Thoughts on testing in a distributed system
Testing is a crucial part of software development.
Disclaimer: I’m talking about what I know, from my experience, this is not the “best practice”, it is what I think of the right way to do the testing in a distributed system.
A distributed system is a system that is spread across multi servers on the network. Together it will complete tasks more efficiently than a single server. Depending on how we allocate the resource, a server may contain one or many nodes, like a program. A single node will process a unit of work, we can think of it as a single program to do one job, or several smaller jobs but contribute the final result.
Since it does one job, we want it to do the job well, that is why we need the test also well.
When we talk about the distributed system, usually it comes with the event-driven architecture. An event is a set of data that we know exactly how it looks so we can easily define the input and output to test. We have the stateful node (service) which connects to the database. And stateless node (worker), which receive event message from the message bus to process. Workers will need to call services to persist the data.
But things will soon become a mesh when the business grows.

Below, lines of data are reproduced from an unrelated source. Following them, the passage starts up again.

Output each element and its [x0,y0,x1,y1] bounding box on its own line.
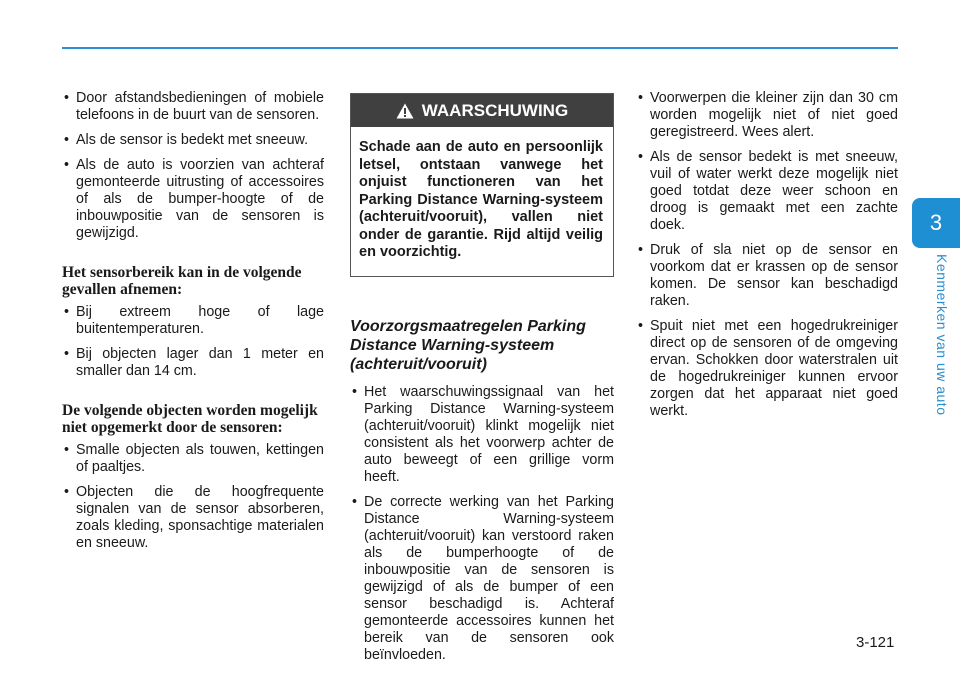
list-item: • Als de auto is voorzien van achteraf gemonteerde uitrusting of accessoires of als de bumper-hoogte of de inbouwpositie van de sensoren is gewijzigd. [62,157,324,242]
list-item: • Als de sensor is bedekt met sneeuw. [62,132,324,149]
bullet-list-col3 [636,90,898,420]
bullet-list-a [62,90,324,242]
warning-box [350,93,614,277]
warning-triangle-icon [396,103,414,119]
subheading-range: Het sensorbereik kan in de volgende gevallen afnemen: [62,264,302,298]
warning-text: Schade aan de auto en persoonlijk letsel, ontstaan vanwege het onjuist functioneren van het Parking Distance Warning-systeem (achteruit/vooruit), vallen niet onder de garantie. Rijd altijd veilig en voorzichtig. [359,139,603,260]
chapter-number: 3 [929,210,943,235]
header-rule [62,47,898,49]
warning-title: WAARSCHUWING [421,101,569,120]
list-item: • Druk of sla niet op de sensor en voorkom dat er krassen op de sensor komen. De sensor kan beschadigd raken. [636,242,898,310]
list-item: • Het waarschuwingssignaal van het Parking Distance Warning-systeem (achteruit/vooruit) klinkt mogelijk niet consistent als het voorwerp achter de auto beweegt of een grillige vorm heeft. [350,384,614,486]
list-item: • Voorwerpen die kleiner zijn dan 30 cm worden mogelijk niet of niet goed geregistreerd. Wees alert. [636,90,898,141]
list-item: • Smalle objecten als touwen, kettingen of paaltjes. [62,442,324,476]
list-item: • Bij objecten lager dan 1 meter en smaller dan 14 cm. [62,346,324,380]
list-item: • Objecten die de hoogfrequente signalen van de sensor absorberen, zoals kleding, sponsachtige materialen en sneeuw. [62,484,324,552]
list-item: • Als de sensor bedekt is met sneeuw, vuil of water werkt deze mogelijk niet goed totdat deze weer schoon en droog is gemaakt met een zachte doek. [636,149,898,234]
column-1 [62,90,324,560]
warning-header [351,94,613,127]
bullet-list-precautions [350,384,614,664]
bullet-list-b [62,304,324,380]
subheading-objects: De volgende objecten worden mogelijk niet opgemerkt door de sensoren: [62,402,318,436]
chapter-title: Kenmerken van uw auto [934,254,950,416]
column-2 [350,90,614,672]
chapter-tab [912,198,960,248]
bullet-list-c [62,442,324,552]
column-3 [636,90,898,428]
list-item: • Spuit niet met een hogedrukreiniger direct op de sensoren of de omgeving ervan. Schokken door waterstralen uit de hogedrukreiniger kunnen ervoor zorgen dat het apparaat niet goed werkt. [636,318,898,420]
page-number: 3-121 [856,634,895,651]
list-item: • Door afstandsbedieningen of mobiele telefoons in de buurt van de sensoren. [62,90,324,124]
list-item: • Bij extreem hoge of lage buitentemperaturen. [62,304,324,338]
list-item: • De correcte werking van het Parking Distance Warning-systeem (achteruit/vooruit) kan verstoord raken als de bumperhoogte of de inbouwpositie van de sensoren is gewijzigd of als de bumper of een sensor beschadigd is. Achteraf gemonteerde accessoires kunnen het bereik van de sensoren ook beïnvloeden. [350,494,614,664]
section-title: Voorzorgsmaatregelen Parking Distance Warning-systeem (achteruit/vooruit) [350,317,586,373]
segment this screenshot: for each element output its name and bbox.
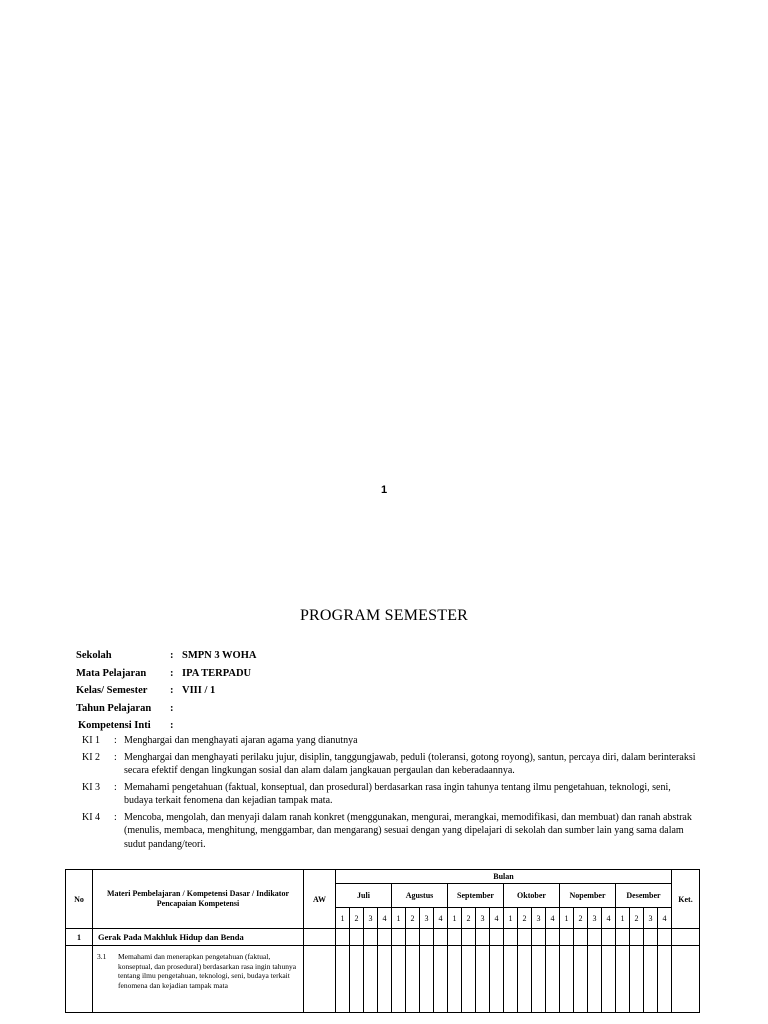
empty-cell [546,946,560,1013]
week-cell: 1 [504,908,518,929]
month-desember: Desember [616,884,672,908]
empty-cell [630,946,644,1013]
empty-cell [672,946,700,1013]
info-value: VIII / 1 [182,685,216,697]
empty-cell [462,929,476,946]
empty-cell [448,946,462,1013]
empty-cell [574,929,588,946]
week-cell: 1 [336,908,350,929]
empty-cell [462,946,476,1013]
empty-cell [420,946,434,1013]
info-value: IPA TERPADU [182,667,252,679]
month-oktober: Oktober [504,884,560,908]
info-label: Mata Pelajaran [76,667,147,679]
kd-cell [93,946,304,1013]
document-title: PROGRAM SEMESTER [299,607,469,624]
week-cell: 3 [420,908,434,929]
empty-cell [588,929,602,946]
empty-cell [644,929,658,946]
ki-text: Menghargai dan menghayati perilaku jujur, disiplin, tanggungjawab, peduli (toleransi, gotong royong), santun, percaya diri, dalam berinteraksi secara efektif dengan lingkungan sosial dan alam dalam jangkauan pergaulan dan keberadaannya. [124,751,696,776]
month-juli: Juli [336,884,392,908]
header-materi: Materi Pembelajaran / Kompetensi Dasar / Indikator Pencapaian Kompetensi [93,870,304,929]
header-bulan: Bulan [336,870,672,884]
empty-cell [476,929,490,946]
info-colon: : [170,685,174,697]
ki-colon: : [114,811,117,823]
ki-colon: : [114,735,117,746]
week-cell: 4 [602,908,616,929]
empty-cell [658,929,672,946]
empty-cell [406,946,420,1013]
header-aw: AW [304,870,336,929]
info-label: Kelas/ Semester [76,685,148,697]
kd-number: 3.1 [97,952,107,961]
empty-cell [66,946,93,1013]
month-nopember: Nopember [560,884,616,908]
week-cell: 1 [448,908,462,929]
empty-cell [644,946,658,1013]
week-cell: 1 [616,908,630,929]
table-row-kd [66,946,700,1013]
empty-cell [602,946,616,1013]
empty-cell [532,946,546,1013]
info-row-mata-pelajaran [76,665,256,683]
info-colon: : [170,702,174,714]
info-colon: : [170,650,174,662]
empty-cell [602,929,616,946]
ki-text: Mencoba, mengolah, dan menyaji dalam ranah konkret (menggunakan, mengurai, merangkai, memodifikasi, dan membuat) dan ranah abstrak (menulis, membaca, menghitung, menggambar, dan mengarang) sesuai dengan yang dipelajari di sekolah dan sumber lain yang sama dalam sudut pandang/teori. [124,811,692,850]
program-semester-table [65,869,700,1013]
week-cell: 2 [462,908,476,929]
week-cell: 4 [658,908,672,929]
week-cell: 4 [378,908,392,929]
header-no: No [66,870,93,929]
empty-cell [448,929,462,946]
empty-cell [406,929,420,946]
table-row-bab [66,929,700,946]
empty-cell [378,946,392,1013]
ki-text: Memahami pengetahuan (faktual, konseptual, dan prosedural) berdasarkan rasa ingin tahunya tentang ilmu pengetahuan, teknologi, seni, budaya terkait fenomena dan kejadian tampak mata. [124,781,671,806]
week-cell: 1 [560,908,574,929]
empty-cell [616,946,630,1013]
info-row-kelas-semester [76,682,256,700]
empty-cell [420,929,434,946]
info-label: Sekolah [76,650,112,662]
empty-cell [560,929,574,946]
empty-cell [392,929,406,946]
info-label: Tahun Pelajaran [76,702,152,714]
empty-cell [336,946,350,1013]
week-cell: 3 [532,908,546,929]
ki-code: KI 3 [82,781,101,793]
empty-cell [574,946,588,1013]
week-cell: 3 [588,908,602,929]
row-no: 1 [66,929,93,946]
ki-colon: : [114,781,117,793]
info-colon: : [170,667,174,679]
info-row-kompetensi-inti [78,717,256,735]
month-september: September [448,884,504,908]
empty-cell [504,946,518,1013]
empty-cell [434,946,448,1013]
ki-item [82,811,702,852]
ki-item [82,734,702,748]
week-cell: 3 [364,908,378,929]
info-row-tahun-pelajaran [76,700,256,718]
empty-cell [504,929,518,946]
empty-cell [658,946,672,1013]
week-cell: 2 [574,908,588,929]
ki-code: KI 1 [82,735,101,746]
ki-code: KI 2 [82,751,101,763]
page-number: 1 [380,484,388,496]
week-cell: 4 [434,908,448,929]
ki-colon: : [114,751,117,763]
empty-cell [672,929,700,946]
header-row-bulan [66,870,700,884]
kd-wrap [97,952,299,990]
ki-item [82,781,702,808]
week-cell: 3 [476,908,490,929]
month-agustus: Agustus [392,884,448,908]
info-row-sekolah [76,647,256,665]
row-materi: Gerak Pada Makhluk Hidup dan Benda [93,929,304,946]
week-cell: 4 [490,908,504,929]
empty-cell [490,929,504,946]
week-cell: 2 [350,908,364,929]
empty-cell [364,946,378,1013]
kd-text: Memahami dan menerapkan pengetahuan (faktual, konseptual, dan prosedural) berdasarkan rasa ingin tahunya tentang ilmu pengetahuan, teknologi, seni, budaya terkait fenomena dan kejadian tampak mata [118,952,297,990]
empty-cell [518,929,532,946]
empty-cell [304,946,336,1013]
empty-cell [434,929,448,946]
ki-code: KI 4 [82,811,101,823]
week-cell: 4 [546,908,560,929]
empty-cell [378,929,392,946]
ki-text: Menghargai dan menghayati ajaran agama yang dianutnya [124,735,358,746]
empty-cell [490,946,504,1013]
empty-cell [476,946,490,1013]
ki-item [82,751,702,778]
empty-cell [336,929,350,946]
info-value: SMPN 3 WOHA [182,650,257,662]
identity-block [76,647,256,735]
week-cell: 1 [392,908,406,929]
week-cell: 2 [518,908,532,929]
empty-cell [364,929,378,946]
empty-cell [518,946,532,1013]
empty-cell [392,946,406,1013]
week-cell: 2 [406,908,420,929]
kompetensi-inti-list [82,734,702,854]
empty-cell [588,946,602,1013]
empty-cell [350,946,364,1013]
empty-cell [304,929,336,946]
empty-cell [532,929,546,946]
empty-cell [560,946,574,1013]
header-ket: Ket. [672,870,700,929]
week-cell: 3 [644,908,658,929]
empty-cell [630,929,644,946]
info-colon: : [170,720,174,732]
empty-cell [546,929,560,946]
empty-cell [616,929,630,946]
week-cell: 2 [630,908,644,929]
empty-cell [350,929,364,946]
info-label: Kompetensi Inti [78,720,151,732]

Because the first version of a node is simple, we can move fast to “breaking things”, we add more features with the tight time allocated, which leads to a huge technical debt lately. There is a loop of:
- We need more features, may we need to refactor the program to support it.
- But we don’t have much time, can we just write code and test it manually?

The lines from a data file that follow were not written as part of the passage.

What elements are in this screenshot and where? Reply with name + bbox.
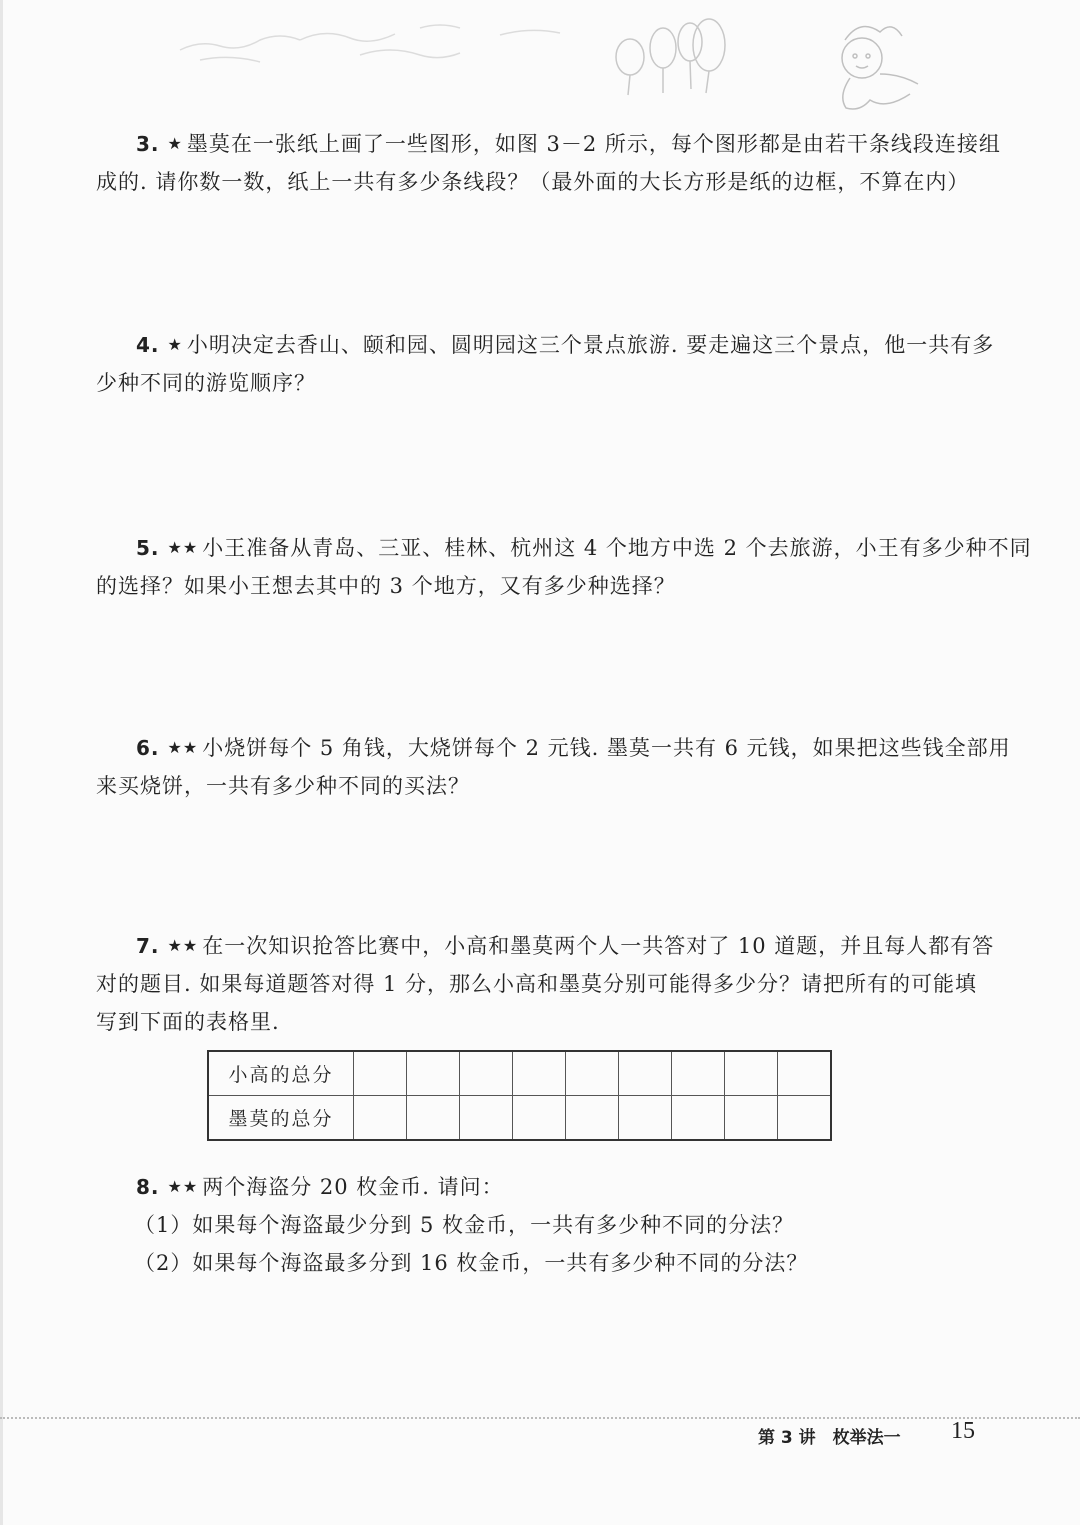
difficulty-star-icon: ★★ — [167, 1177, 199, 1196]
score-table — [207, 1050, 832, 1141]
problem-number: 6. — [136, 736, 160, 760]
problem-text: 来买烧饼，一共有多少种不同的买法？ — [96, 774, 470, 798]
problem-6-first-line — [96, 729, 1011, 767]
blank-score-cell[interactable] — [407, 1096, 460, 1141]
blank-score-cell[interactable] — [725, 1096, 778, 1141]
blank-score-cell[interactable] — [725, 1051, 778, 1096]
balloons-icon — [616, 19, 725, 95]
table-row — [208, 1096, 831, 1141]
sub-question-2: （2）如果每个海盗最多分到 16 枚金币，一共有多少种不同的分法？ — [134, 1251, 809, 1275]
decor-wave-strokes — [180, 25, 560, 62]
problem-5 — [96, 529, 1032, 605]
blank-score-cell[interactable] — [619, 1096, 672, 1141]
problem-4-first-line — [96, 326, 995, 364]
blank-score-cell[interactable] — [460, 1051, 513, 1096]
cartoon-character-icon — [842, 27, 918, 109]
problem-number: 3. — [136, 132, 160, 156]
problem-8-first-line — [96, 1168, 946, 1206]
blank-score-cell[interactable] — [354, 1051, 407, 1096]
problem-3 — [96, 125, 1001, 201]
problem-5-first-line — [96, 529, 1032, 567]
problem-number: 5. — [136, 536, 160, 560]
table-row — [208, 1051, 831, 1096]
problem-text: 墨莫在一张纸上画了一些图形，如图 3－2 所示，每个图形都是由若干条线段连接组 — [186, 132, 1001, 156]
problem-text: 小明决定去香山、颐和园、圆明园这三个景点旅游. 要走遍这三个景点，他一共有多 — [186, 333, 995, 357]
problem-number: 8. — [136, 1175, 160, 1199]
page-edge — [0, 0, 3, 1525]
difficulty-star-icon: ★ — [167, 335, 183, 354]
row-label-momo: 墨莫的总分 — [208, 1096, 354, 1141]
blank-score-cell[interactable] — [513, 1096, 566, 1141]
problem-text: 少种不同的游览顺序？ — [96, 371, 316, 395]
difficulty-star-icon: ★★ — [167, 936, 199, 955]
problem-6 — [96, 729, 1011, 805]
blank-score-cell[interactable] — [672, 1096, 725, 1141]
blank-score-cell[interactable] — [566, 1051, 619, 1096]
sub-question-1: （1）如果每个海盗最少分到 5 枚金币，一共有多少种不同的分法？ — [134, 1213, 795, 1237]
problem-text: 的选择？如果小王想去其中的 3 个地方，又有多少种选择？ — [96, 574, 676, 598]
difficulty-star-icon: ★ — [167, 134, 183, 153]
problem-text: 小烧饼每个 5 角钱，大烧饼每个 2 元钱. 墨莫一共有 6 元钱，如果把这些钱全部用 — [202, 736, 1011, 760]
blank-score-cell[interactable] — [672, 1051, 725, 1096]
problem-text: 对的题目. 如果每道题答对得 1 分，那么小高和墨莫分别可能得多少分？请把所有的可能填 — [96, 972, 978, 996]
difficulty-star-icon: ★★ — [167, 538, 199, 557]
blank-score-cell[interactable] — [566, 1096, 619, 1141]
problem-text: 两个海盗分 20 枚金币. 请问： — [202, 1175, 504, 1199]
page-number: 15 — [951, 1418, 975, 1444]
problem-number: 4. — [136, 333, 160, 357]
footer-chapter-title: 第 3 讲 枚举法一 — [758, 1428, 901, 1448]
problem-7-first-line — [96, 927, 995, 965]
blank-score-cell[interactable] — [407, 1051, 460, 1096]
problem-4 — [96, 326, 995, 402]
blank-score-cell[interactable] — [354, 1096, 407, 1141]
problem-8 — [96, 1168, 946, 1282]
footer-divider — [0, 1417, 1080, 1419]
problem-text: 成的. 请你数一数，纸上一共有多少条线段？（最外面的大长方形是纸的边框，不算在内） — [96, 170, 970, 194]
blank-score-cell[interactable] — [778, 1096, 832, 1141]
problem-7 — [96, 927, 995, 1041]
problem-text: 在一次知识抢答比赛中，小高和墨莫两个人一共答对了 10 道题，并且每人都有答 — [202, 934, 995, 958]
blank-score-cell[interactable] — [619, 1051, 672, 1096]
problem-3-first-line — [96, 125, 1001, 163]
blank-score-cell[interactable] — [513, 1051, 566, 1096]
problem-number: 7. — [136, 934, 160, 958]
blank-score-cell[interactable] — [778, 1051, 832, 1096]
problem-text: 写到下面的表格里. — [96, 1010, 280, 1034]
difficulty-star-icon: ★★ — [167, 738, 199, 757]
row-label-xiaogao: 小高的总分 — [208, 1051, 354, 1096]
header-illustration — [0, 0, 1080, 120]
problem-text: 小王准备从青岛、三亚、桂林、杭州这 4 个地方中选 2 个去旅游，小王有多少种不同 — [202, 536, 1032, 560]
blank-score-cell[interactable] — [460, 1096, 513, 1141]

- It is fine, make sure you tested it well.
Yeah, trust me, it doesn’t go well, the program will always lack unit tests.
And to cover it, we were thinking of the black-box test, no matter what inside the program, this is the event-driven system, I give it input A and expected output B.
Then we have to simulate this node is working in the real production server, we start a local database, start all the related services via a config file, remap mounting paths, prepare the data… It is a little complex, but it works exactly like what we expected, we just need to provide the input and expected output.
Now it is the integration test not the unit test anymore. And then we add more features, it is the huge pain to maintain the previous tests because to mimic the production, we need some tricks here and there, manage the database state before and after the test, manage the state of the other services which the test calls to. Time is tight, managers are pushing, let’s just write code to support the new feature and test manually, run the old test to make sure it doesn’t break, now we are back to the loop above.
End of the story.
Now, how should we make it better?
- We need to stop simulating the production environment. We should mock the services and database. Let expect service is always right, if it doesn’t then it is the service’s fault. We shouldn’t cover the service testing because it is out of scope.
- The worker should be small, do one job and do it well. The test in the worker should cover its logic only.
- Do the integration test on the service (and unit test for sure).
- Think of adding the code coverage, like Coverlet for C# or Instanbul for Nodejs. Let deal with the management about the time budget to set a coverage number, normally is 85%.
- Use a robust testing lib, framework.
Or we can change the architecture
To avoid dealing with the tightening of services, workers and the database. The more loosely it is, the easier it is to test.
I once experienced Clean Architecture, and I found out it is much easier to apply the test at all levels. It will be out of scope to talk about it in this post. I will mention a few key points on why it is better.
- In the domain layer (business layer), we have tasks, we know exactly input and output then we can easily add unit tests. It is just the pure programming language and delegates the infrastructure works to the outside layers.
- We don’t have too many services then we don’t have to mock a lot of service calls like in the microservices architecture. We just mock the API to 3rd party and set up a local database to run the integration test. Sure we still need to prepare data, cleanup it before and after, but it is much easier.
- It is the separation of concern. The business layer cares about business logic. The presentation layer (API server) cares about authentication, permission, logging, routing, mapping the input, output. Once it’s only concerned about small things it will easier to test.
- Environment based behaviour. For example, in the old way, we simulate the production then the logging module will send logs to the elastic search server, we can only avoid it by mocking the server. But in Clean Architecture, we apply the dependency injection, then we can config it to just send the log to the console in the dev or test environment. Another example is the database, we may want the test only storing the data in memory, no need to connect to the database, we can do it too.
Testing is less important in the early stage of the product, at this stage we usually care more about fast development rather than robust development. Then when the product is mature, the bad choice on the architecture may lead to a buggy system which is hard to maintain and increases the cost many times.
Let think of the feature like a spear, and the test is a shield. It needs to be tailored for the team structure, also easier to maintain or replace.